Symons noted another reason that we should not expect the evolutionary economics of reproduction to determine behaviour. Natural selection is not a ghost in the machine that can pull the levers of behaviour in real time. It can only select genes that grow brains that have desires that, over the long run in the kinds of environments in which we evolved, resulted in more surviving offspring. We no longer live in those environments: the longstanding link between sex and offspring has been scrambled by contraception, adoption, artificial insemination, cow’s milk, the rule of law, the welfare state, equal opportunity, and other innovations of modernity. Natural selection has a speed limit in generations and could not possibly have remixed our genes to keep up. As a result we are turned on not by opportunities to make babies but by opportunities superficially resembling those that would have allowed our ancestors to make babies. It is not an embarrassment for evolutionary theory, then, but a necessary consequence that, for example, contraception is not a turnoff, and sperm banks are not plagued by reverse embezzlement. 

For all these reasons, Symons insisted, the effects of evolution are manifested in psyche, not behaviour. Contrary to the behaviourism that is widespread among scientists, it is thoughts and feelings, not actions, that implement the metaphorical agenda of our genes. When we choose an action, we must compromise our wishes to accommodate those of other people and the constraints of the world. Our desires, by contrast, have the run of our imaginations. Consciousness, Symons noted, is designed to scope out unpredictable events and opportunities: “A human being is a feeler, an assessor, a planner, and a calculator… The proximate goal of mental activities always is the attainment of emotional states, and… mind is adapted to cope with the rare, the complex, and the future: what is ordinary, predictable, or simple ceases to take up valuable space in awareness.” So as we play the routine games of life, our imaginations seethe with wicked fantasies about sex, revenge, and leaps of status. The late Jimmy Carter was one of our more monogamous presidents, but as he confessed in his notorious 1976 Playboy interview, he had often committed adultery in his heart. 

Symons’s insistence that natural selection left its fingerprints in consciousness rather than behaviour led to the idea that a new Darwinian science of humans should be an evolutionary psychology, with a focus on thought and feeling, distinct from the behaviourist approaches of sociobiology, behavioural ecology, and Darwinian anthropology. At UCSB he joined forces with Brown and with a third colleague, Napoleon Chagnon, to hire the brilliant young anthropologist John Tooby, who had had an epiphany that there could be a science of mental life, after taking a course on psycholinguistics as a Harvard undergraduate. Around that time UCSB also hired the cognitive psychologist Leda Cosmides (who was married to Tooby), and the trio, together with a small circle of visitors, plotted to make evolutionary psychology an academic reality at UCSB and beyond. (Symons, Brown, and Tooby died within a year of each other; Chagnon five years before.) 

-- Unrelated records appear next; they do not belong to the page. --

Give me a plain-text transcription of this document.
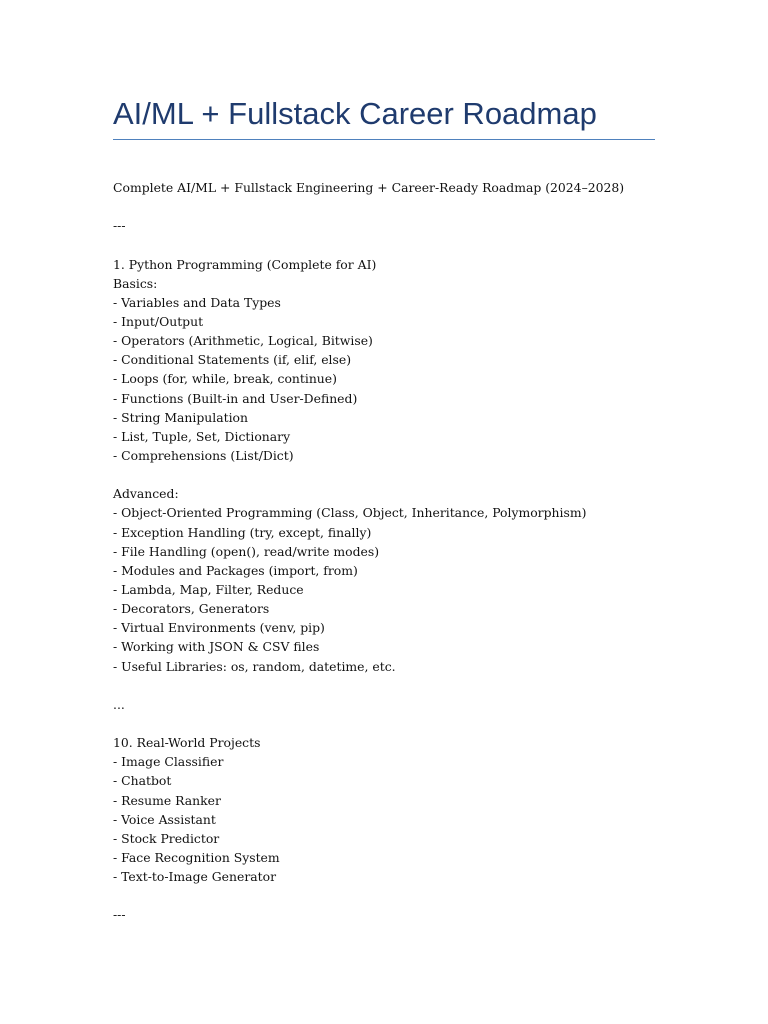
AI/ML + Fullstack Career Roadmap
Complete AI/ML + Fullstack Engineering + Career-Ready Roadmap (2024–2028)
---
1. Python Programming (Complete for AI)
Basics:
- Variables and Data Types
- Input/Output
- Operators (Arithmetic, Logical, Bitwise)
- Conditional Statements (if, elif, else)
- Loops (for, while, break, continue)
- Functions (Built-in and User-Defined)
- String Manipulation
- List, Tuple, Set, Dictionary
- Comprehensions (List/Dict)
Advanced:
- Object-Oriented Programming (Class, Object, Inheritance, Polymorphism)
- Exception Handling (try, except, finally)
- File Handling (open(), read/write modes)
- Modules and Packages (import, from)
- Lambda, Map, Filter, Reduce
- Decorators, Generators
- Virtual Environments (venv, pip)
- Working with JSON & CSV files
- Useful Libraries: os, random, datetime, etc.
...
10. Real-World Projects
- Image Classifier
- Chatbot
- Resume Ranker
- Voice Assistant
- Stock Predictor
- Face Recognition System
- Text-to-Image Generator
---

Symons’s psychological mindset allowed him to take on other obvious features of human sexuality that had been ignored by the prissy sex science of his day:

That individual reproductive “interests” must in some degree conflict with one another may account for the intensity of human sexual emotions, the pervasive interest in other people’s sex lives, the frequency with which sex is a subject of gossip, the universal seeking of privacy for sexual intercourse, the secrecy and deception that surround sexual activities and make the scientific study of sex so difficult, the universal existence of sexual laws or rules, and the fact that in our own society “morals” has come to refer almost exclusively to sexual matters.

It also led him to take the advice of an anonymous reviewer of an early draft of EHS that he fortify his claims with observations from novelists and memoirists who had noticed the same foibles in human sexuality. And so EHS is salted with mordant aperçus from Michel de Montaigne, Marcel Proust, Mark Twain, Gustave Flaubert, Dorothy Parker, Saul Bellow, and other sages. 

Symons explicitly confronted the standard alternative to his theory in which human sexuality consists in learning roles arbitrarily assigned by the surrounding culture. He argued that this consensus had been given a free pass in intellectual life and did not stand up to empirical reality:

In fact, human males appear to be so constituted that they resist learning not to desire variety despite impediments such as Christianity and the doctrine of sin; Judaism and the doctrine of mensch; social science and the doctrines of repressed homosexuality and psychosexual immaturity; evolutionary theories of monogamous pair-bonding; cultural and legal traditions that support and glorify monogamy; the fact that the desire for variety is virtually impossible to satisfy; the time and energy, and the innumerable kinds of risk—physical and emotional—that variety-seeking entails; and the obvious potential rewards of learning to be sexually satisfied with one woman.

He also parried the criticism that evolutionary explanations are after-the-fact just-so stories by drawing out surprising tests of his theory that men and women evolved with different sexual natures usually masked by mutual compromise. In homosexuality, the object of sexual desire is switched but the nature of each sex’s desire is preserved, and those desires can be indulged without the usual compromise with the desires of the opposite sex. Homosexual relations, then, offer a clearer window into what each sex wants, and the differences revealed are dramatic. Gay men, far more than lesbians, seek casual sex with many partners, chosen for their youth and beauty—not because the men are gay but because they are men. 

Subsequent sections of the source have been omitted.